II-le cas des SIG, du décisionnel partout ?

 

  Depuis quelques temps déjà j’observe l’émergence de néologismes tels que Geodecisionnel ou Geointelligence. Partout les éditeurs promettent du décisionnel dans les SIG. Il n’est que de regarder les pages des principaux éditeurs SIG, pas un seul ou presque qui ne promette du Geo Business Intelligence. Parce que le SIG serait un outil d’aide à la décision, il serait décisionnel ?. Ce glissement sémantique est facilité par la difficulté de la traduction de termes techniques anglo-saxons et l’abus qu’on en fait en langue française.

 

   En effet, puisqu’un outil aide à la décision, pourquoi ne pas en faire un outil décisionnel ? C’est exactement ce qu’on retrouve sur le site geodecisionnel.fr . Voici la définition qu’on peut y lire :

« Le géodécisionnel désigne les usages, méthodes et outils rendus disponibles aux gestionnaires grâce à la néogéographie, c’est-à-dire à la géographie numérique, interactive, collaborative et intégrée aux Systèmes d’Information des organisations. En d’autres termes, le géodécisionnel donne de nouvelles opportunités aux gestionnaires et managers grâce à la prise en compte du facteur spatial dans leurs analyses, et ce, quel que soit la discipline, le niveau hiérarchique ou la thématique traitée : business, environnement, défense, etc. » (www.geodecisionnel.fr)

 

  Sur le même site on relève la phrase suivante: « En couplant les analyses spatiales avec le BI lors des processus d’aide à la décision, nous augmenterons la performance du management de l’organisation. Soit ! Mais pourquoi se limiter au business ? ».

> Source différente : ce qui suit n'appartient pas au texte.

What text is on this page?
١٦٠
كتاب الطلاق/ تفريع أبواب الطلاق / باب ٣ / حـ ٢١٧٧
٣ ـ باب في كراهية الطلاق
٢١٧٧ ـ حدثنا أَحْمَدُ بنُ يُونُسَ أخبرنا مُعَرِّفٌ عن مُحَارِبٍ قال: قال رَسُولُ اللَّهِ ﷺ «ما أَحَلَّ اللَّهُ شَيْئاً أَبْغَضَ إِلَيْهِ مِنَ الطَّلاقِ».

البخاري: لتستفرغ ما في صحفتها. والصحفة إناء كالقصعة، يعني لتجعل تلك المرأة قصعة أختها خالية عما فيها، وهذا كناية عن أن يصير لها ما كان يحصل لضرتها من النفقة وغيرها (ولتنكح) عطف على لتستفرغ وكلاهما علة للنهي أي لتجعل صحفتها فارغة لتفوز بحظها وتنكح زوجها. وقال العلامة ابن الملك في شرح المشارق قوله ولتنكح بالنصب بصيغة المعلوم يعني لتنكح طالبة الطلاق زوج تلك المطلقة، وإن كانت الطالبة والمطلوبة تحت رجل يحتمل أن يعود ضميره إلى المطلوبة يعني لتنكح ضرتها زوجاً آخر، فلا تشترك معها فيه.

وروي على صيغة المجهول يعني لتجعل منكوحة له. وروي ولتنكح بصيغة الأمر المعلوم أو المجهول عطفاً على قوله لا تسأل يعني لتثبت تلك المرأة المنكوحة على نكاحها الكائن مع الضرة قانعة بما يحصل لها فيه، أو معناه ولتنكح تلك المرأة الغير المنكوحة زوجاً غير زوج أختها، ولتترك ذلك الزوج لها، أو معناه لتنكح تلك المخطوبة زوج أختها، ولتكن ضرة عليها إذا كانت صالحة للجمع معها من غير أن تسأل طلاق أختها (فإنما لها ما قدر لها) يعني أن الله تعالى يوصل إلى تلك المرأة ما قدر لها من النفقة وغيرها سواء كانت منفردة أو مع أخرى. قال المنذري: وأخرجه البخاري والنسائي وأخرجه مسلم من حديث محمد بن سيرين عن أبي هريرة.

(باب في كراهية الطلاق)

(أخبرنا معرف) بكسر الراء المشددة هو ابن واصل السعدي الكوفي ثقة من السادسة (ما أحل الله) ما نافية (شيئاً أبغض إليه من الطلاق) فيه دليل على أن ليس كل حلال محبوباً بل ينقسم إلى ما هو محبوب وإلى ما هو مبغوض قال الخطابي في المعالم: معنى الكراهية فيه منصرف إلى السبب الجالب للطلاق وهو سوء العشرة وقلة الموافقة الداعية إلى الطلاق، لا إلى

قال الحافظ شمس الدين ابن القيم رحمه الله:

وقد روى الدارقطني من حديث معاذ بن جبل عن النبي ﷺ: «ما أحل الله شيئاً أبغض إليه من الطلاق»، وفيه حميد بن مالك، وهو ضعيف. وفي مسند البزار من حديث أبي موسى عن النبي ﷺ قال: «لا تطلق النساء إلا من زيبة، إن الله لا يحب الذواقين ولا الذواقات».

  Si l’on en croit cette dernière interrogation, geodecisionnel.fr réfute la définition de « Business Intelligence » en pensant que le terme ne se limite qu’au « Business ».. sous entendu , la BI ou encore « Intelligence d’Affaire » terme le plus courant au Canada ne s’appliquerait qu’au seul monde des affaires. C’est encore là , l’illustration d’une traduction abusive et réductrice plutôt frappant dans le cadre d’une démonstration et d’un raisonnement logique . Non , la Business Intelligence ne s’applique pas seulement au monde des affaires !. et non, le décisionnel n’est pas juste défini par le fait d’aider à la décision.

 

   Mais analysons un peu plus la définition proposée par geodecisionnel: Ainsi donc, la cartographie numérique deviendrait « une opportunité » dans la prise en compte du facteur spatial dans un système d’information . Et par ce simple fait, le système deviendrait donc décisionnel. Si l’on élargit ce principe « d’opportunité » tout apport facilitant la prise en compte d’un nouveau facteur dans un processus d’analyse , rendra un système décisionnel . Ainsi , l’intégration de la facturation aurait dû, de fait , rendre le système d’information , « décisionnel ». Là, j’intègre le catalogue client , et hop , le système devient décisionnel . Ici , je prends en compte la géologie dans le règlement d’urbanisme , ou le risque de tempête sur la ligne de côte. Et hop , me voila devenu décisionnel .

 

  En réalité, la question qui se soulève est celle du rôle joué par un Système d’information (Géographique ou pas) dans une organisation. Si l’on doit retenir le principe de finalité décisionnaire dans la définition de système décisionnel, je pose la question suivante : quel est le système d’information dont la finalité n’est pas d’aider à la décision? L’ensemble des efforts autour de la systémisation d’informer n’a de sens, pour une organisation, que s’il permet une amélioration de ses processus … Même si c’est loin d’être toujours le cas, les compagnies et les institutions ne dépensent pas leur argent pour autre chose. Que l’on y rajoute de la géographie, n’y change rien. Et je pense d’ailleurs que la Néogéographie, concept abscons, ne fait qu’embrouiller le débat. C’est à la mode c’est nouveau c’est décisionnel ?

 

   De façon très similaire on retrouve une définition de Business Intelligence très intéressante sur le site de Mercurial Data : « Les solutions BUSINESS INTELLIGENCE ont pour objectif de vous apporter des réponses précises et fiables au siège, en région ou en point de vente d'un même réseau pour développer votre performance commerciale » . C’est donc clair , la Business Intelligence est ramenée au Géomarketing tout court.